Chinese business executive

Dai Chunning (戴春宁 (戴春寧, Daì Chūnníng); born February 1962) is a former Chinese business executive. He served as the deputy general manager of the China Export & Credit Insurance Corporation (also known as Sinosure) from 2012 to 2013.

Dai began his career as a bank loans administrator in Wuzhong, Ningxia. He then made his way up the ranks of the Industrial and Commercial Bank of China in Ningxia, then was transferred to work in Beijing under the national risk management division. He then worked in the loans administration and general operations departments of the Exim Bank of China. In March 2010 he was promoted to lead the general services division of the bank. Beginning in August 2011 he served as the chief assistant to the bank's president. In April 2012 he began working for Sinosure as a vice-president. As he was a senior executive at a state-owned corporation, he also held the rank of a department-prefecture level official on China's civil service hierarchy.

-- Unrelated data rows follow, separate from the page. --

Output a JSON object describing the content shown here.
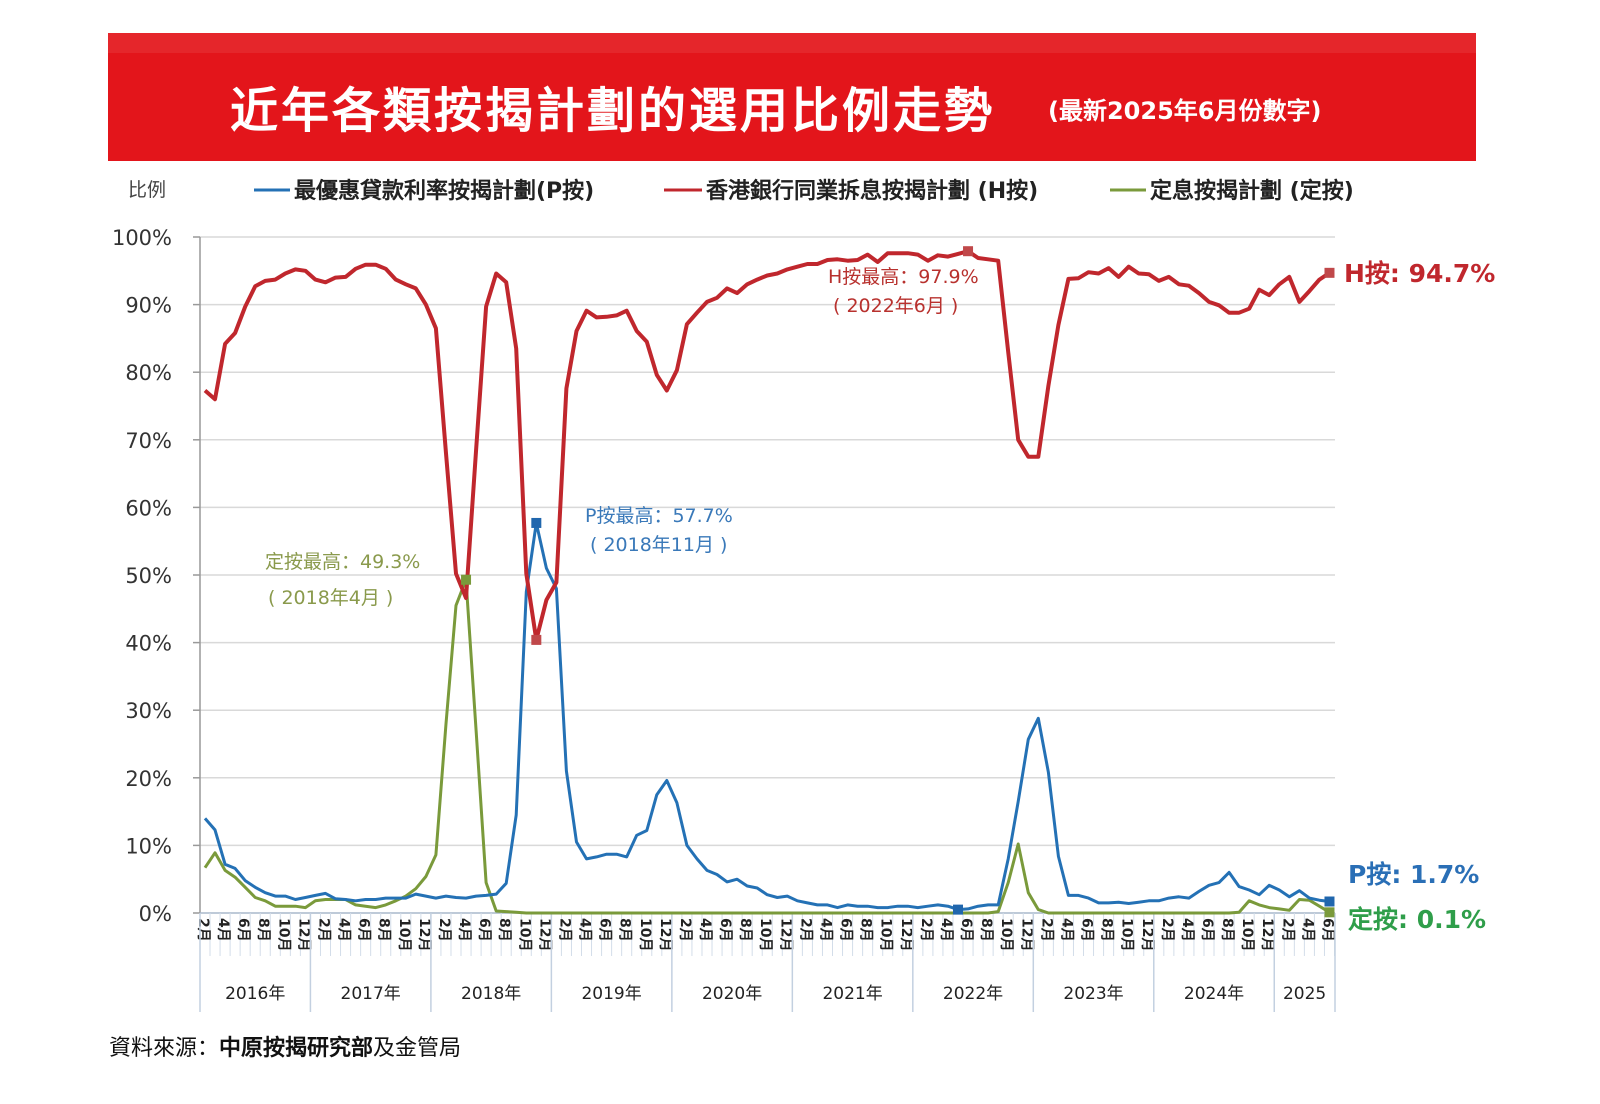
{
  "title": {
    "main": "近年各類按揭計劃的選用比例走勢",
    "sub": "(最新2025年6月份數字)"
  },
  "source": {
    "label": "資料來源：",
    "bold": "中原按揭研究部",
    "rest": "及金管局"
  },
  "chart_data": {
    "type": "line",
    "ylabel": "比例",
    "ylim": [
      0,
      100
    ],
    "y_ticks": [
      "0%",
      "10%",
      "20%",
      "30%",
      "40%",
      "50%",
      "60%",
      "70%",
      "80%",
      "90%",
      "100%"
    ],
    "grid": true,
    "legend": "top",
    "x_start": "2016-02",
    "x_end": "2025-06",
    "x_frequency": "monthly",
    "month_tick_labels": [
      "2月",
      "4月",
      "6月",
      "8月",
      "10月",
      "12月"
    ],
    "year_labels": [
      "2016年",
      "2017年",
      "2018年",
      "2019年",
      "2020年",
      "2021年",
      "2022年",
      "2023年",
      "2024年",
      "2025"
    ],
    "series": [
      {
        "key": "P",
        "name": "最優惠貸款利率按揭計劃(P按)",
        "color": "#2471b5",
        "values": [
          14,
          12.3,
          7.2,
          6.6,
          4.8,
          3.8,
          3.0,
          2.5,
          2.5,
          2.0,
          2.3,
          2.6,
          2.9,
          2.1,
          2.0,
          1.8,
          2.0,
          2.0,
          2.2,
          2.2,
          2.2,
          2.8,
          2.5,
          2.2,
          2.5,
          2.3,
          2.2,
          2.5,
          2.6,
          2.8,
          4.4,
          14.5,
          47.5,
          57.7,
          51,
          48,
          21,
          10.5,
          8,
          8.3,
          8.7,
          8.7,
          8.3,
          11.5,
          12.2,
          17.5,
          19.6,
          16.3,
          10,
          8,
          6.3,
          5.7,
          4.6,
          5.0,
          4,
          3.7,
          2.7,
          2.3,
          2.5,
          1.8,
          1.5,
          1.2,
          1.2,
          0.8,
          1.2,
          1.0,
          1.0,
          0.8,
          0.8,
          1.0,
          1.0,
          0.8,
          1.0,
          1.2,
          1.0,
          0.5,
          0.6,
          1.0,
          1.2,
          1.2,
          8,
          16.5,
          25.7,
          28.8,
          20.8,
          8.4,
          2.6,
          2.6,
          2.2,
          1.5,
          1.5,
          1.6,
          1.4,
          1.6,
          1.8,
          1.8,
          2.2,
          2.4,
          2.2,
          3.2,
          4.1,
          4.5,
          6.0,
          3.9,
          3.4,
          2.7,
          4.1,
          3.4,
          2.4,
          3.3,
          2.2,
          1.9,
          1.7
        ]
      },
      {
        "key": "H",
        "name": "香港銀行同業拆息按揭計劃 (H按)",
        "color": "#c0272d",
        "values": [
          77.3,
          76,
          84.2,
          85.8,
          89.7,
          92.7,
          93.5,
          93.7,
          94.6,
          95.2,
          95,
          93.7,
          93.3,
          94,
          94.1,
          95.3,
          95.9,
          95.9,
          95.3,
          93.7,
          93,
          92.4,
          90,
          86.5,
          68,
          50.2,
          46.6,
          68.5,
          89.7,
          94.6,
          93.3,
          83.5,
          50.2,
          40.4,
          46.3,
          48.9,
          77.6,
          86.1,
          89.1,
          88.1,
          88.2,
          88.4,
          89.1,
          86.1,
          84.5,
          79.6,
          77.3,
          80.3,
          87.1,
          88.8,
          90.4,
          91,
          92.4,
          91.7,
          93,
          93.7,
          94.3,
          94.6,
          95.2,
          95.6,
          96,
          96,
          96.6,
          96.7,
          96.5,
          96.6,
          97.4,
          96.3,
          97.6,
          97.6,
          97.6,
          97.4,
          96.5,
          97.3,
          97.1,
          97.5,
          97.9,
          96.9,
          96.7,
          96.5,
          83,
          70,
          67.5,
          67.5,
          78,
          87,
          93.8,
          93.9,
          94.8,
          94.6,
          95.4,
          94.1,
          95.6,
          94.6,
          94.5,
          93.5,
          94.1,
          93,
          92.8,
          91.7,
          90.4,
          89.9,
          88.8,
          88.8,
          89.4,
          92.2,
          91.4,
          93,
          94.1,
          90.4,
          92,
          93.7,
          94.7
        ]
      },
      {
        "key": "F",
        "name": "定息按揭計劃 (定按)",
        "color": "#7a9a3b",
        "values": [
          6.7,
          8.9,
          6.3,
          5.3,
          3.8,
          2.3,
          1.8,
          1.0,
          1.0,
          1.0,
          0.8,
          1.8,
          2.0,
          2.0,
          2.0,
          1.2,
          1.0,
          0.8,
          1.2,
          1.8,
          2.5,
          3.6,
          5.4,
          8.6,
          28,
          45.5,
          49.3,
          27,
          4.5,
          0.3,
          0.2,
          0.1,
          0,
          0,
          0,
          0,
          0,
          0,
          0,
          0,
          0,
          0,
          0,
          0,
          0,
          0,
          0,
          0,
          0,
          0,
          0,
          0,
          0,
          0,
          0,
          0,
          0,
          0,
          0,
          0,
          0,
          0,
          0,
          0,
          0,
          0,
          0,
          0,
          0,
          0,
          0,
          0,
          0,
          0,
          0,
          0,
          0,
          0,
          0,
          0.2,
          4.5,
          10.2,
          3.0,
          0.5,
          0,
          0,
          0,
          0,
          0,
          0,
          0,
          0,
          0,
          0,
          0,
          0,
          0,
          0,
          0,
          0,
          0,
          0,
          0,
          0.1,
          1.8,
          1.2,
          0.8,
          0.6,
          0.4,
          2.0,
          1.9,
          1.0,
          0.1
        ]
      }
    ],
    "markers": [
      {
        "series": "F",
        "month": "2018-04",
        "value": 49.3
      },
      {
        "series": "P",
        "month": "2018-11",
        "value": 57.7
      },
      {
        "series": "H",
        "month": "2018-11",
        "value": 40.4
      },
      {
        "series": "H",
        "month": "2022-06",
        "value": 97.9
      },
      {
        "series": "P",
        "month": "2022-05",
        "value": 0.5
      },
      {
        "series": "H",
        "month": "2025-06",
        "value": 94.7
      },
      {
        "series": "P",
        "month": "2025-06",
        "value": 1.7
      },
      {
        "series": "F",
        "month": "2025-06",
        "value": 0.1
      }
    ],
    "annotations": {
      "fixed_max": {
        "line1": "定按最高：49.3%",
        "line2": "( 2018年4月 )",
        "color": "#8a9a4c"
      },
      "p_max": {
        "line1": "P按最高：57.7%",
        "line2": "( 2018年11月 )",
        "color": "#3a79b9"
      },
      "h_max": {
        "line1": "H按最高：97.9%",
        "line2": "( 2022年6月 )",
        "color": "#b8312e"
      }
    },
    "end_labels": {
      "H": {
        "text": "H按: 94.7%",
        "color": "#c0272d"
      },
      "P": {
        "text": "P按: 1.7%",
        "color": "#2a6fb6"
      },
      "F": {
        "text": "定按: 0.1%",
        "color": "#2f9e4a"
      }
    }
  }
}
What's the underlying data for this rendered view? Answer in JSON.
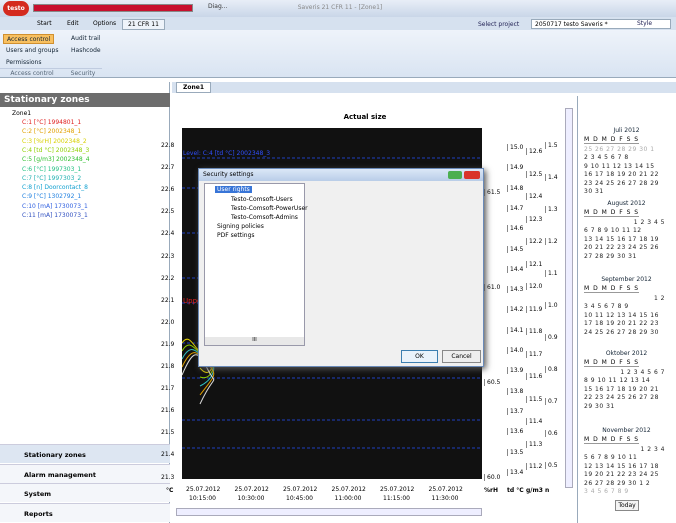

On December 1, 2013, Dai was detained for investigation for "severe violations of discipline and law" by the Central Commission for Discipline Inspection, the Communist Party's anti-graft agency. The investigation concluded in June 2014 that Dai "embezzled massive amounts of public funds with his associates, took massive bribes personally or in association with others, abused his position of power for his personal interests and those of related companies" and that he "committed adultery." He was then expelled from the Chinese Communist Party. On October 21, 2014, Dai was indicted by prosecution organs in Hebei province and arrested to face charges of bribery and embezzlement.